The spending at Discover is coming mainly in its direct banking unit, where expenses climbed 18% to $884 million last quarter compared to the same period in 2014. This despite a measly 1% increase in direct banking revenue last quarter to $2.1 billion.
This is about digital transformation at Discover. Late last year, Discover finished a core banking switch to Infosys’s Finacle from Fiserv. Earlier this year, in an interview with Institutional Investor, David Nelms, Discover’s CEO, said that Discover was essentially disrupting itself:
To some degree, as a leader in direct banking, we are sort of the disruptor. We have one branch, we rely on technology, and that is creating all sorts of new opportunities with two-way texting, instant communication with consumers and new capabilities to integrate at point of sale with special offers from merchants. That is something that, as a focused direct bank, we really love and take full advantage of.

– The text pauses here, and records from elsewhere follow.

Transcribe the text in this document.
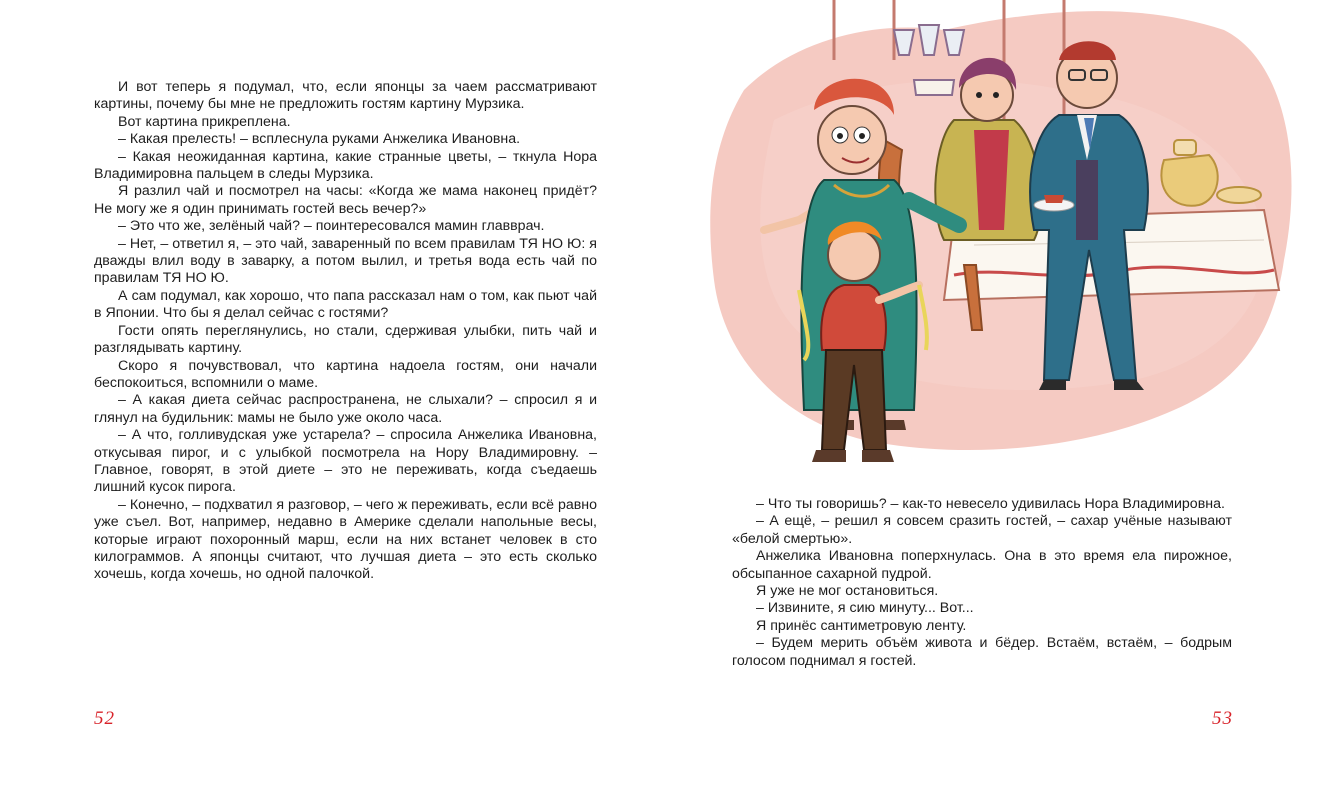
И вот теперь я подумал, что, если японцы за чаем рассматривают картины, почему бы мне не предложить гостям картину Мурзика.

Вот картина прикреплена.

– Какая прелесть! – всплеснула руками Анжелика Ивановна.

– Какая неожиданная картина, какие странные цветы, – ткнула Нора Владимировна пальцем в следы Мурзика.

Я разлил чай и посмотрел на часы: «Когда же мама наконец придёт? Не могу же я один принимать гостей весь вечер?»

– Это что же, зелёный чай? – поинтересовался мамин главврач.

– Нет, – ответил я, – это чай, заваренный по всем правилам ТЯ НО Ю: я дважды влил воду в заварку, а потом вылил, и третья вода есть чай по правилам ТЯ НО Ю.

А сам подумал, как хорошо, что папа рассказал нам о том, как пьют чай в Японии. Что бы я делал сейчас с гостями?

Гости опять переглянулись, но стали, сдерживая улыбки, пить чай и разглядывать картину.

Скоро я почувствовал, что картина надоела гостям, они начали беспокоиться, вспомнили о маме.

– А какая диета сейчас распространена, не слыхали? – спросил я и глянул на будильник: мамы не было уже около часа.

– А что, голливудская уже устарела? – спросила Анжелика Ивановна, откусывая пирог, и с улыбкой посмотрела на Нору Владимировну. – Главное, говорят, в этой диете – это не переживать, когда съедаешь лишний кусок пирога.

– Конечно, – подхватил я разговор, – чего ж переживать, если всё равно уже съел. Вот, например, недавно в Америке сделали напольные весы, которые играют похоронный марш, если на них встанет человек в сто килограммов. А японцы считают, что лучшая диета – это есть сколько хочешь, когда хочешь, но одной палочкой.

52

– Что ты говоришь? – как-то невесело удивилась Нора Владимировна.

– А ещё, – решил я совсем сразить гостей, – сахар учёные называют «белой смертью».

Анжелика Ивановна поперхнулась. Она в это время ела пирожное, обсыпанное сахарной пудрой.

Я уже не мог остановиться.

– Извините, я сию минуту... Вот...

Я принёс сантиметровую ленту.

– Будем мерить объём живота и бёдер. Встаём, встаём, – бодрым голосом поднимал я гостей.

53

And that comes at cost. Discover is clearing in spending mode, with CFO Graf describing its IT spending as “being made there very heavily.” Here’s how Graf put it yesterday during Discover’s earnings call:
[D]igital investments [for direct banking] are also forefront critical and are consuming capital at this point in time and we’re seeing good returns associated with those. And I think you already know we’re actively engaged in migrating all of our banking platform products to a new core banking system as well. So that’s a driver also. So we watch the expected payback and the budgets associated with all these projects very, very closely, and I’m comfortable that we continue to have a disciplined process around the investments we’re making.
That’s 18% YOY expense growth that Graf views as disciplined. And it will be, as long as there is ample payout.
Discover stock [ticker: DFS] has lost 13.8% of value since the start of 2015.